At the last inspection of the service on 12 July 2013 we had concerns because the provider had not made appropriate steps to ensure, at all times there were sufficient numbers of suitably qualified, skilled and experienced persons employed. At this inspection we found that there had been problems with staffing but there were now sufficient numbers of staff. One person told us 'There are enough staff and you get used to the regulars.'
12 July 2013
During an inspection looking at part of the service
Staff told us that a cleaner had been employed and that they had more time to provide care and attention to people. Staff told us that there had been a few times when there were not the required numbers of staff on duty but that cover was usually arranged by the person managing. Records showed that there were some shortfalls of staff during the day and mostly at night.
The provider had a system in place for identifying, receiving, handling and responding to complaints and comments made by people using the service and those acting on their behalf.
9 April 2013
During a routine inspection
Records showed that care plans were regularly reviewed and updated. People told us they had a keyworker to help them with care. Some relatives told us they were involved in discussions about people's care.
Staff were aware of safeguarding policies and procedures and knew to report any allegations of abuse to the manager but not to the local authority safeguarding team or police as necessary.
We saw that there were items outstanding regarding the safety and suitability of the premises from the previous CQC report in December 2012. We saw additional items that affected the fire safety of the building, dampness, poor decoration, trip hazards, poor maintenance and cleaning.
Staff told us that cleaning duties impinged on their caring duties and this meant that sufficient staff were not available on some days to meet people's needs. Staffing numbers did not reflect the provider’s statement of purpose.
We saw records and were told by the manager and staff that some staff had received training and had regular supervision sessions but had not received annual appraisals.
The provider did not have a system in place for identifying, receiving, handling and responding to complaints and comments made by people using the service and those acting on their behalf.
13 November 2012
During a routine inspection
People said they felt safe and they were happy with the staff that supported them.

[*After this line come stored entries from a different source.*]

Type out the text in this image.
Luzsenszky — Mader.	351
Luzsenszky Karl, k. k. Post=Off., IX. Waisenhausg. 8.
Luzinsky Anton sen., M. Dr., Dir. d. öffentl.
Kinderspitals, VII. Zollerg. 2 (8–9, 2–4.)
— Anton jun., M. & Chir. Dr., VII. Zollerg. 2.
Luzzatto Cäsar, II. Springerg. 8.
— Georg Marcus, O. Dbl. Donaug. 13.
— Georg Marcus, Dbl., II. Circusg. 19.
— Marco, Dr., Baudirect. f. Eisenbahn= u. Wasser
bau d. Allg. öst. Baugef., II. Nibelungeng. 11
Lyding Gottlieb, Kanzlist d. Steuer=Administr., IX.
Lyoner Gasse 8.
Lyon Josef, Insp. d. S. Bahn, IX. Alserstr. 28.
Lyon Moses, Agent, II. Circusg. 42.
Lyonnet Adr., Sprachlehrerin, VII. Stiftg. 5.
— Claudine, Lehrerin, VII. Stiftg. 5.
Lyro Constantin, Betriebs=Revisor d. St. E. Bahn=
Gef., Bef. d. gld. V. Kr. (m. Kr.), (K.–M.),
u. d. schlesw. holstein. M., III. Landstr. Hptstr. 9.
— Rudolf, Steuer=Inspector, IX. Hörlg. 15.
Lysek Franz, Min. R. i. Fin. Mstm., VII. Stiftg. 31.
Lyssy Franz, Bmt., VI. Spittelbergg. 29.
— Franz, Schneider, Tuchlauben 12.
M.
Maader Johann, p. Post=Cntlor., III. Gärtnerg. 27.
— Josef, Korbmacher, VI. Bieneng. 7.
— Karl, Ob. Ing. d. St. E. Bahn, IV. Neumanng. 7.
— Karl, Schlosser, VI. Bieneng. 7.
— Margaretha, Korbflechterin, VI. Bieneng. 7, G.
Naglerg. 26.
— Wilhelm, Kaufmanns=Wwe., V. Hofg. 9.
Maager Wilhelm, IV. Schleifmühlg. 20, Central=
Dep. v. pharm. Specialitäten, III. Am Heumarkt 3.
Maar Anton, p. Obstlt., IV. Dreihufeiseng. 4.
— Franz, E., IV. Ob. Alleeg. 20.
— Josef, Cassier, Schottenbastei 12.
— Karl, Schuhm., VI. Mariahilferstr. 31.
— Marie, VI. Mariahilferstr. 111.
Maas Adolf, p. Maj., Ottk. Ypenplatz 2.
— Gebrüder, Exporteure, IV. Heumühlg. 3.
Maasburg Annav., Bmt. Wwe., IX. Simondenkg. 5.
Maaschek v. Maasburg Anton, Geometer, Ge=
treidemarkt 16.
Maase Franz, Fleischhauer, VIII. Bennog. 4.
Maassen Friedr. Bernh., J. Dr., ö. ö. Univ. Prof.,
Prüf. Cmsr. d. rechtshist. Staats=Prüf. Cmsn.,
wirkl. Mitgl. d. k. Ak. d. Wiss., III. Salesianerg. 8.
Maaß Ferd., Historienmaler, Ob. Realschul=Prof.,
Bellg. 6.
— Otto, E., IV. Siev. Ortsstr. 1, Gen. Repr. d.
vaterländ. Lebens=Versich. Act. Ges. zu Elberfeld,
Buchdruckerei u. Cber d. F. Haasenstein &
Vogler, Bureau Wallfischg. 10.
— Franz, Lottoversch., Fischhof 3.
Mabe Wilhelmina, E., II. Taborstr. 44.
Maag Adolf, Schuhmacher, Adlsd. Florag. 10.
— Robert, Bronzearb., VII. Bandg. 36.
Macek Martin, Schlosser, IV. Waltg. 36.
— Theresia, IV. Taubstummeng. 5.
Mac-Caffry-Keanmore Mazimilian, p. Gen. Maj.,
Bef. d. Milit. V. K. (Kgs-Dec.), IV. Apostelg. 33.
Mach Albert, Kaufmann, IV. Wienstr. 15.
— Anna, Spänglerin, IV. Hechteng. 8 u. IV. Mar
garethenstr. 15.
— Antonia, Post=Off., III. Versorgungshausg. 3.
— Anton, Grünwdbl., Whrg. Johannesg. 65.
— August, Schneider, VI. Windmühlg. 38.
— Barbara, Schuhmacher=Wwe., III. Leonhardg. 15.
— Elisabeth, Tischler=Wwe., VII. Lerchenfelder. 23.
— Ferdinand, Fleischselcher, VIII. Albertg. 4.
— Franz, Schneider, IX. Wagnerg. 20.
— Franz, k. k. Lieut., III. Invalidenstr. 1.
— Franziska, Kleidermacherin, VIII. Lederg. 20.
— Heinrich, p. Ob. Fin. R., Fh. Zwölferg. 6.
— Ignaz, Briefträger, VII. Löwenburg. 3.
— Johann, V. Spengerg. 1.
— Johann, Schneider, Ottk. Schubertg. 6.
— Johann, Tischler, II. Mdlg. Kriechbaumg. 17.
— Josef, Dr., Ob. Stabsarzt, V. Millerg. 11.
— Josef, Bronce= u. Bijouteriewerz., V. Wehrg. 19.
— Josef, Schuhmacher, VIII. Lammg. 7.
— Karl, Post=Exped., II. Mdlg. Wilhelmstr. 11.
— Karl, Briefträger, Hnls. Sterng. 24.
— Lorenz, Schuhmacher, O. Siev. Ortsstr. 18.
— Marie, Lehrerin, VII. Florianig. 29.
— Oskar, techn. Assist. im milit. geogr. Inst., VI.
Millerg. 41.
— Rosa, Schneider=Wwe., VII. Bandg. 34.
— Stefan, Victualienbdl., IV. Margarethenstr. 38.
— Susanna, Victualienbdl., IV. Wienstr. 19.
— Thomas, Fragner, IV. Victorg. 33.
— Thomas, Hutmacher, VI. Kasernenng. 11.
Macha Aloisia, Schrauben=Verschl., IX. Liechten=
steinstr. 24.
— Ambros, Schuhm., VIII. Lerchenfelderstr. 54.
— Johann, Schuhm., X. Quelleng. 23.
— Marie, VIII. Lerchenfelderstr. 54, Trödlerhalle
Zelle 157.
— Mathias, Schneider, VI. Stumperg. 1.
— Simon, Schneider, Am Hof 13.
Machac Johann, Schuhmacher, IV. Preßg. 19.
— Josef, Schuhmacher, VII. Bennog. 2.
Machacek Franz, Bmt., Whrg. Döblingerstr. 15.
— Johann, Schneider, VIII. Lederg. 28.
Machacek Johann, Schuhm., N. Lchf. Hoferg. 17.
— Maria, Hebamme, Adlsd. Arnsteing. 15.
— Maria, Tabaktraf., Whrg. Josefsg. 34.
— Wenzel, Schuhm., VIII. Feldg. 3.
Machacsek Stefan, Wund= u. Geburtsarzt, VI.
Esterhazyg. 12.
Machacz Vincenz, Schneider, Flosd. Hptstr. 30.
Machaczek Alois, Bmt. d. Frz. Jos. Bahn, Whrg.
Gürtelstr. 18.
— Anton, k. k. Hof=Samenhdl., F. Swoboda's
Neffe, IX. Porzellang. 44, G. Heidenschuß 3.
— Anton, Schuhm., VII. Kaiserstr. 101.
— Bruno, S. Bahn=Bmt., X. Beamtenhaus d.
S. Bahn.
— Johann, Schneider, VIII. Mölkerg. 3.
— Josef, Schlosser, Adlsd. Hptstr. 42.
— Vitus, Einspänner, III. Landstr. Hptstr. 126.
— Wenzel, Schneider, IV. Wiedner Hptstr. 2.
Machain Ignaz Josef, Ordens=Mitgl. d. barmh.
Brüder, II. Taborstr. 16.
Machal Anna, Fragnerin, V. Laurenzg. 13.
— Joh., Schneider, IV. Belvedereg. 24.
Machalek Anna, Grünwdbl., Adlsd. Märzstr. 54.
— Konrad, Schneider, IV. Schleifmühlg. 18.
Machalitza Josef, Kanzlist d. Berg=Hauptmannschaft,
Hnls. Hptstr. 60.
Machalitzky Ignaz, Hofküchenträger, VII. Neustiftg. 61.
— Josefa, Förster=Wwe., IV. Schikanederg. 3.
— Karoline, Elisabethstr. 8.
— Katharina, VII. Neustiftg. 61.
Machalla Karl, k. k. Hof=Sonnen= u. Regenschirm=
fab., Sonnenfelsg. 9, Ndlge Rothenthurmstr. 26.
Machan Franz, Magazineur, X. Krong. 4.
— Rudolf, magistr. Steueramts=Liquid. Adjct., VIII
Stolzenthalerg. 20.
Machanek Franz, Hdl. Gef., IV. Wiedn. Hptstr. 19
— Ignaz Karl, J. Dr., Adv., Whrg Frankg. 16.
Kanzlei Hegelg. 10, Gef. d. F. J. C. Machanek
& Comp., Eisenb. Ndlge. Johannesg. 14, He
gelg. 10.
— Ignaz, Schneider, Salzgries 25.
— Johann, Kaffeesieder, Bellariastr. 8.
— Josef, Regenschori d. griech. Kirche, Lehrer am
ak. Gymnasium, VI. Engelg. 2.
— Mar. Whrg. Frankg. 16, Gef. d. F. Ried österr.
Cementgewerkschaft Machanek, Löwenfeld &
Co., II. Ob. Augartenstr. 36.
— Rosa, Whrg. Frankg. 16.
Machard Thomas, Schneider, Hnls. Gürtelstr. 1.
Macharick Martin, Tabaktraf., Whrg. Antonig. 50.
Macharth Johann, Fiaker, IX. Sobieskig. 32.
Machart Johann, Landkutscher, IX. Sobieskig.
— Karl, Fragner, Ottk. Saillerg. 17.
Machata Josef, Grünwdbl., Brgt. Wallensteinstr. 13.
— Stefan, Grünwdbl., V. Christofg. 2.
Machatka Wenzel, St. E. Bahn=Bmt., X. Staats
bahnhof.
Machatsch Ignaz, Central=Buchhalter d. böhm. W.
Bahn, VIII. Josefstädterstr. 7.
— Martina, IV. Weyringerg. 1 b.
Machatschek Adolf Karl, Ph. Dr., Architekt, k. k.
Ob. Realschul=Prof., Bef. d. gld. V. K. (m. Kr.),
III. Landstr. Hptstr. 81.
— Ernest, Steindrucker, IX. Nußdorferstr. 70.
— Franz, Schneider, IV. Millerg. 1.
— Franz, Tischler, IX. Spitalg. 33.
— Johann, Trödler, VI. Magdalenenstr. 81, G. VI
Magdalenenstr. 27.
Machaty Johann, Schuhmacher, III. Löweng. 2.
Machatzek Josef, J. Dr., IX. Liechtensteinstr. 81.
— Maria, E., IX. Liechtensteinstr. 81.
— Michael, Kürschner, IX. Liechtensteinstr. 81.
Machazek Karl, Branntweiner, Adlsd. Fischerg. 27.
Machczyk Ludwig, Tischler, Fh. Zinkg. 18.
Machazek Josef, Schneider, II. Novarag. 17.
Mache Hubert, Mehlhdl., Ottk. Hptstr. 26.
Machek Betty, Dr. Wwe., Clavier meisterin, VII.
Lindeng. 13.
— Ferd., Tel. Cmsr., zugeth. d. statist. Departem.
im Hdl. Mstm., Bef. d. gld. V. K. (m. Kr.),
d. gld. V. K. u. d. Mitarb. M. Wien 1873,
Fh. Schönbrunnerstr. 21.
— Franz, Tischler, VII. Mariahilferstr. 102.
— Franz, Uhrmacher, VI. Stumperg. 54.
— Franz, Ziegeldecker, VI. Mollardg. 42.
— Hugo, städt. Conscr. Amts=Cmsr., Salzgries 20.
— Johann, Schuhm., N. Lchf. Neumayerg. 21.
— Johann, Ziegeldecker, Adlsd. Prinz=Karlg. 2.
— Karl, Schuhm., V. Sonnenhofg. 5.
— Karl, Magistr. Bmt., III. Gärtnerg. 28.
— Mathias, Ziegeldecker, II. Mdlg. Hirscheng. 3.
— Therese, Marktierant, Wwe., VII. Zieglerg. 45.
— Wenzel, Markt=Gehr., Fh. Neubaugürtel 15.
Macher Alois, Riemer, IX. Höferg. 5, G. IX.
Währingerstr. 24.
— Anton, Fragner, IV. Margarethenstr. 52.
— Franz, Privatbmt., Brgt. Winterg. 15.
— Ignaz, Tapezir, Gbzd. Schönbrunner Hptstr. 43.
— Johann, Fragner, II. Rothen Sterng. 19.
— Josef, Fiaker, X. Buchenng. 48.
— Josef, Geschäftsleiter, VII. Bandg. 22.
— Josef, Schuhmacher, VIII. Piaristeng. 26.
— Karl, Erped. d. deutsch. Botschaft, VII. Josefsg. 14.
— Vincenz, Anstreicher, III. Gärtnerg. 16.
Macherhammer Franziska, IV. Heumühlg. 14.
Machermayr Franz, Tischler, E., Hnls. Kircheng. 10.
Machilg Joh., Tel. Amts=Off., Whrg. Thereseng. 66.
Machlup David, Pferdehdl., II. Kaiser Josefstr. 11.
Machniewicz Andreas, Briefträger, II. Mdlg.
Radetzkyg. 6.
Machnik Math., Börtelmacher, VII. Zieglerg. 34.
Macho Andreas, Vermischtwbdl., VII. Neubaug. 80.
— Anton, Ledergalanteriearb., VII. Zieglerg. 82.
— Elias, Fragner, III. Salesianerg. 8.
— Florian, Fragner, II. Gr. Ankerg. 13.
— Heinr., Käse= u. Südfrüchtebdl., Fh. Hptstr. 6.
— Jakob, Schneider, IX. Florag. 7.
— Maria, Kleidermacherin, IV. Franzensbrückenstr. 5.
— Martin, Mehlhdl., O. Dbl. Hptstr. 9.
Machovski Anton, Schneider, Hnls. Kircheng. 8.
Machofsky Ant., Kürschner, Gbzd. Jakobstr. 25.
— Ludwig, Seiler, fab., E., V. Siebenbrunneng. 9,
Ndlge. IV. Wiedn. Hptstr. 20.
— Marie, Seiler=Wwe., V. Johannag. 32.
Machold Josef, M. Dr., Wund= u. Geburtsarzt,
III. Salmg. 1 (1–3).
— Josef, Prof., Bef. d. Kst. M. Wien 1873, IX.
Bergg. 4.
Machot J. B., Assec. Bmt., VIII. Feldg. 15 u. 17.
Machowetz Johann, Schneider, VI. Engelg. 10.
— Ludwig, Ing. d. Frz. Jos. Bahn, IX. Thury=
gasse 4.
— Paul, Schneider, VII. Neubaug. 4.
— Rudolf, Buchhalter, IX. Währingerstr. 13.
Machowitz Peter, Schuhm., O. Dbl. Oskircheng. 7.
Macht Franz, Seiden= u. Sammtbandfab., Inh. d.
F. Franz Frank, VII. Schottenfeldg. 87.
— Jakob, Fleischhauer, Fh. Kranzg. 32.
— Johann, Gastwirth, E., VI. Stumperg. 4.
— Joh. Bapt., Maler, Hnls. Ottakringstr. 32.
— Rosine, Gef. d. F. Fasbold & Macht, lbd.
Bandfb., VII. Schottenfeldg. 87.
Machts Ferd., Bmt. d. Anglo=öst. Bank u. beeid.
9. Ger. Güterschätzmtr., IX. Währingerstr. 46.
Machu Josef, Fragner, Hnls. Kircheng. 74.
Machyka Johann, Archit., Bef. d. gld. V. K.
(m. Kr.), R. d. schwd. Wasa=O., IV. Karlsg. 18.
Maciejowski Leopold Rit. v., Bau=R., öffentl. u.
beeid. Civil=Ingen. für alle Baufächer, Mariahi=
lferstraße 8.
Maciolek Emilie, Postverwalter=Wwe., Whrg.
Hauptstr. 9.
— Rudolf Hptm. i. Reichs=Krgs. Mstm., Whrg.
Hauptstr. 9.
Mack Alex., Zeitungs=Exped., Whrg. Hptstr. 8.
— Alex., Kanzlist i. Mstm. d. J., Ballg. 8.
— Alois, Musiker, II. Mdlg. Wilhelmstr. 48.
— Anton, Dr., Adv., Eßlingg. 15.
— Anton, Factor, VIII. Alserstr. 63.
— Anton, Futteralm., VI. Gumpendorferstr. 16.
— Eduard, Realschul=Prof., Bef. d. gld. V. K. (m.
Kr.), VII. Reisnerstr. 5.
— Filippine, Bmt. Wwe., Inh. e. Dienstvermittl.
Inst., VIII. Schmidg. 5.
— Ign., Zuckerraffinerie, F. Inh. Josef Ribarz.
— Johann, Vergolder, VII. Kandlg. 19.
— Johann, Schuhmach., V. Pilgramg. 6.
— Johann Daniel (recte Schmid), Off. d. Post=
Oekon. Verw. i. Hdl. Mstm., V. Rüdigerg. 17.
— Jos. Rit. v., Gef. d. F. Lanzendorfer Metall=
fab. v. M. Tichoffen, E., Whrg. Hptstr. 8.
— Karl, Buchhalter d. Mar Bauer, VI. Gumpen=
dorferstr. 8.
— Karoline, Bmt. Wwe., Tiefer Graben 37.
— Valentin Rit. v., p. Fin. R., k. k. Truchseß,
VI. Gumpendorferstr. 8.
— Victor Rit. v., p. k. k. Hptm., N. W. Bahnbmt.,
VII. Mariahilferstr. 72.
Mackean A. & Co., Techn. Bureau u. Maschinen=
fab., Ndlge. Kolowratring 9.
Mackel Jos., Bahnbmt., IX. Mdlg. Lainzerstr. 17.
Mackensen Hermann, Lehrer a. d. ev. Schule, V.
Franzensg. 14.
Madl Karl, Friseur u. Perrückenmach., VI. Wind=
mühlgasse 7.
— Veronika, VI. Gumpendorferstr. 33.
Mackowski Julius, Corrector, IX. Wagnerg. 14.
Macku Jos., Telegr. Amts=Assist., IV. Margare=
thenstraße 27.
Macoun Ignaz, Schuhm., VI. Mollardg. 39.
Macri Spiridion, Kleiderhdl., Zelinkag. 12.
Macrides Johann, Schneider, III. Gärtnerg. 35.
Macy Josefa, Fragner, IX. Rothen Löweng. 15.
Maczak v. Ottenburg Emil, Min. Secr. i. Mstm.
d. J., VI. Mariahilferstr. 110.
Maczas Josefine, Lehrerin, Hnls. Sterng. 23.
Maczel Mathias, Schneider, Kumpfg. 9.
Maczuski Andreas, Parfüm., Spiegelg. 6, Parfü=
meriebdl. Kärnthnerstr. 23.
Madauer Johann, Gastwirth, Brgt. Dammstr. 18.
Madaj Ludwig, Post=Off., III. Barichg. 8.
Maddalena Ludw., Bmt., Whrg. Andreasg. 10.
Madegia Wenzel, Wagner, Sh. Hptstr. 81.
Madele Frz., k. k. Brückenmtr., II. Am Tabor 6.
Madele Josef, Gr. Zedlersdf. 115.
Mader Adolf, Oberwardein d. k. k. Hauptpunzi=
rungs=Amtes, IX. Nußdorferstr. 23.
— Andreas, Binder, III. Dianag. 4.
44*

The paintwork in the lounge, hallways and a bedroom was dirty and chipped. There were areas of damp in a vacant bedroom and lounge. The stair carpet was worn which could become a trip hazard.
Staff told us they received regular supervision meetings but these were not all recorded. Training records did not evidence that staff had up to date appropriate training to enable them to deliver the care to people that they needed. The provider and manager said they would ensure that staff training was updated.
There was a system in place to monitor the quality of the service. Quality assurance surveys were in the process of being sent to people that use the service to obtain their feedback.